The Foundation: A Detailed System Prompt

This entire workflow is underpinned by one principle: define the rules before you ask for work. Instead of a simple one-line instruction, I provide AI models with a detailed "system prompt" or a rules document that acts as a project constitution. It is the single most effective way to improve the quality and consistency of AI-generated output.

My rules document typically includes:

  • The Full Stack: Be explicit. "This project uses Next.js (App Router), TypeScript, Tailwind CSS, and PNPM on Node 22." This prevents the model from suggesting incompatible technologies or outdated patterns.
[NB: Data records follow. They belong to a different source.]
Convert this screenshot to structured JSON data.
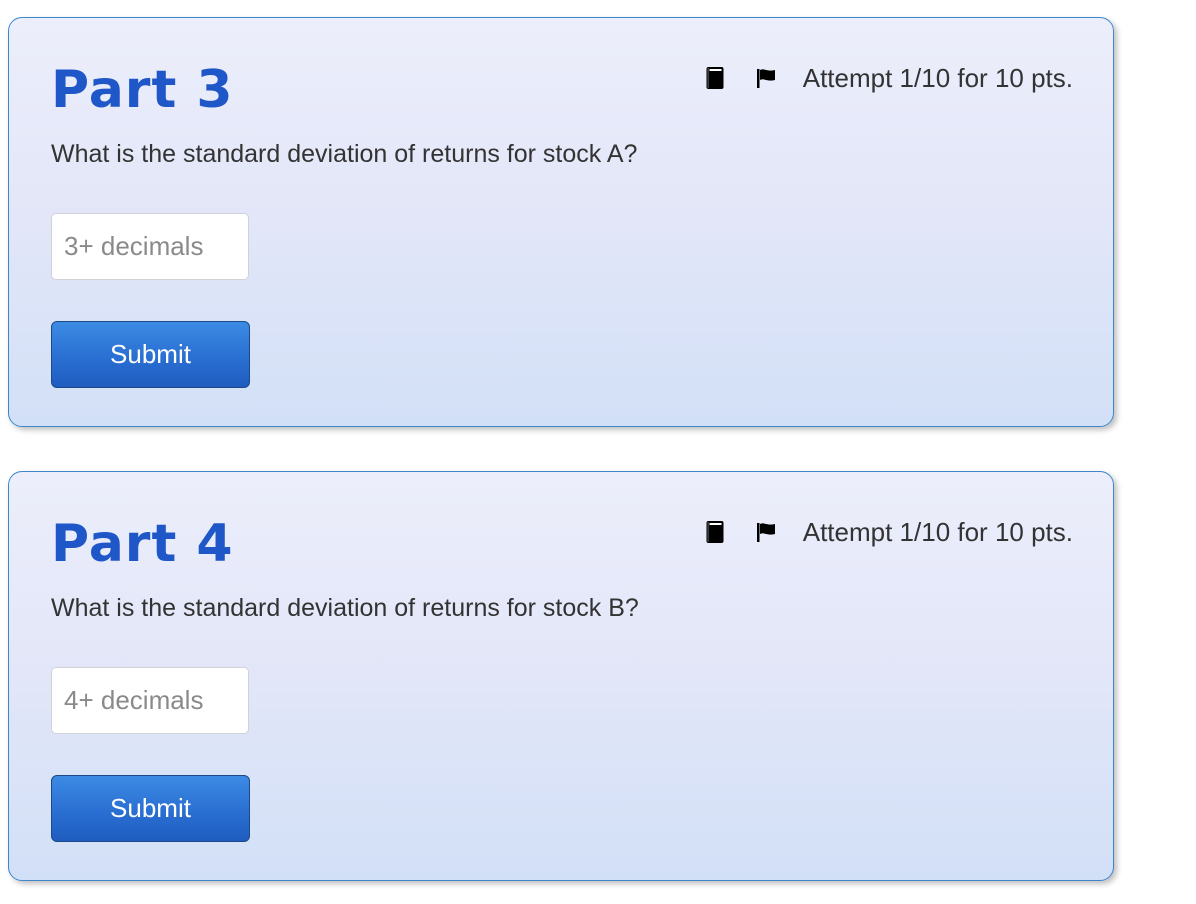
{
  "parts": [
    {
      "title": "Part 3",
      "question": "What is the standard deviation of returns for stock A?",
      "input_placeholder": "3+ decimals",
      "input_value": "",
      "submit_label": "Submit",
      "attempt_text": "Attempt 1/10 for 10 pts.",
      "icons": [
        "book-icon",
        "flag-icon"
      ]
    },
    {
      "title": "Part 4",
      "question": "What is the standard deviation of returns for stock B?",
      "input_placeholder": "4+ decimals",
      "input_value": "",
      "submit_label": "Submit",
      "attempt_text": "Attempt 1/10 for 10 pts.",
      "icons": [
        "book-icon",
        "flag-icon"
      ]
    }
  ],
  "colors": {
    "title": "#1f57c8",
    "card_border": "#3d86cc",
    "button": "#2a6fd2"
  }
}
  • Directory Structure and Naming Conventions: Define the source of truth for code organisation. "All page components are in app/. Use kebab-case for files, PascalCase for React components, and camelCase for functions and variables."

  • Architectural Patterns: Enforce non-negotiable design decisions. "All data fetching must occur in Server Components. State should be managed with simple props or React context; do not introduce a global state manager."

  • Coding Style and Philosophy: Go beyond a linter config. "Style components using Tailwind utility classes directly in the JSX; do not create separate CSS files. All functions must be typed, and any use of any must be justified with a comment."

  • Language and Tone: Set clear rules for prose, both in documentation and UI copy. "All user-facing text must use UK English. Avoid em-dashes (); use a spaced hyphen (-) or a colon instead. Remove filler phrases like 'it's important to note' or 'in today's world'. Prefer the active voice."

  • Process and Workflow: Define how the model should interact with your development process. "All git commits must follow the Conventional Commits specification (e.g., feat: ..., fix: ...). All new business logic must be accompanied by unit tests written with Vitest."

Providing these constraints up front dramatically increases the quality of the AI's output, turning it from a creative but erratic partner into a reliable executor that understands your project's specific needs.